Celia Sánchez Manduley was born on May 9th 1920 in a town called Media Luna, which now is in the province of Granma (named after the famous boat which was used by the revolutionaries in 1956 to cross from Mexico to Cuba).
Celia was an archivist, Cuban revolutionary, politician, landscaper and the left-hand woman of Fidel, as well as being an inspiration. Celia played a pivotal role in the Cuban Revolution and afterwards in the administration of the revolutionary government. She was one of the founders of the 26th of July Movement with Frank País - another very important member of the revolution. Travellers will see the flag of the 26th of July Movement as they travel around Cuba.

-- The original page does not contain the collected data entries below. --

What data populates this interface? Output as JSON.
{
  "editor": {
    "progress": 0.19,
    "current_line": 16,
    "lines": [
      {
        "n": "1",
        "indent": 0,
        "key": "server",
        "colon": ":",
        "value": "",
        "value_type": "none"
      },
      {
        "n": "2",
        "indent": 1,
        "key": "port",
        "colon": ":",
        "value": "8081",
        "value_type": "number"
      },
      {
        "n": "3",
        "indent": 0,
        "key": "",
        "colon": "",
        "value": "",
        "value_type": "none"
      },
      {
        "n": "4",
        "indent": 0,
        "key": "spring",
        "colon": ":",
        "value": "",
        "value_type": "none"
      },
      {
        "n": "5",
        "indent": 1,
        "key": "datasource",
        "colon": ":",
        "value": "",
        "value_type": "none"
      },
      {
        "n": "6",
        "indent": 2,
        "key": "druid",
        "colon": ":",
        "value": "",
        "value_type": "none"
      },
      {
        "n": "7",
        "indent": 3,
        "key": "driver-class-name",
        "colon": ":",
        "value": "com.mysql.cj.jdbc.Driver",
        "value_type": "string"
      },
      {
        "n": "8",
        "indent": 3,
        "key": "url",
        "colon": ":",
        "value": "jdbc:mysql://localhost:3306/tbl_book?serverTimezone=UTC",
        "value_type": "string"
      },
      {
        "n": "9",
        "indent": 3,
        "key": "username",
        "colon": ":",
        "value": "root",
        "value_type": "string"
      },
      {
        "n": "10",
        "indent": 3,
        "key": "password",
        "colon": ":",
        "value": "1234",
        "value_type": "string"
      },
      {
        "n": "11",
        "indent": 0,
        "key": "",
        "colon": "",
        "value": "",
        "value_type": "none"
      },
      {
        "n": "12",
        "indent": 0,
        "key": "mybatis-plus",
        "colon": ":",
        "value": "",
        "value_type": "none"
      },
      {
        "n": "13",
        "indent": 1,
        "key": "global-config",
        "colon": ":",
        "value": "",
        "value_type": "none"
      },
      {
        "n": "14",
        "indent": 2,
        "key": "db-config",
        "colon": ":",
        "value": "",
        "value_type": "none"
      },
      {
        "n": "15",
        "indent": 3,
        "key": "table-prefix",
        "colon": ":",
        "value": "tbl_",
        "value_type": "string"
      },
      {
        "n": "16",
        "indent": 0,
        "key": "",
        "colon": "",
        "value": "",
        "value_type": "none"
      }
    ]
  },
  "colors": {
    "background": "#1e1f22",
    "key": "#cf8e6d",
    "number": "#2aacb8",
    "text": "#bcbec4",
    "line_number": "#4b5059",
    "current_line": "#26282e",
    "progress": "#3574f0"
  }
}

Around the world, Che Guevara is a household name, but Celia is little known outside of Cuba. Discovering the Cuban Revolution through Celia’s life is both interesting and informative.
Celia and Fidel worked together before they met, exchanging covert messages with details of work to be completed. Once they had met it seems that they were inseparable. When I’ve asked Cubans if there was any romantic relationship between Celia and Fidel they say, “we all know they were very close” and smile and shrug their shoulders. As a Cuban friend once told me, nobody knows the truth but them. Celia and Fidel lived together in Habana and also adopted children in the early 1960s.
Celia was responsible for coordinating the South West coastal region of Cuba for the Granma landing and for arranging reinforcements once the revolutionaries had landed. She was truly courageous and served as a messenger, organised the installation of a telephone system across the Sierra Maestra and took part in radio broadcasting. She was one of the first women to assemble and join a combat squad, fighting with rebels deep in the Sierra Maestra and living at “Comandante la Plata" - the HQ of the revolution.
She collected documents that would later form the official archives of the Revolution and afterwards worked on many projects that enriched the lives of Cubans. These included architectural and design projects in Habana, such as the Coppelia ice cream parlour and Lenin Park. Celia was the driving force behind Cuba’s most profitable exported cigar - the famous Cohiba!
To find out more about Celia and the Cuban Revolution, I highly recommend Nancy Stout’s book, “One Day in December: Celia Sánchez and the Cuban Revolution”, which involved ten years of original research to complete. The author was initially barred from the official archives but in an unexpected twist was granted access by Fidel Castro himself.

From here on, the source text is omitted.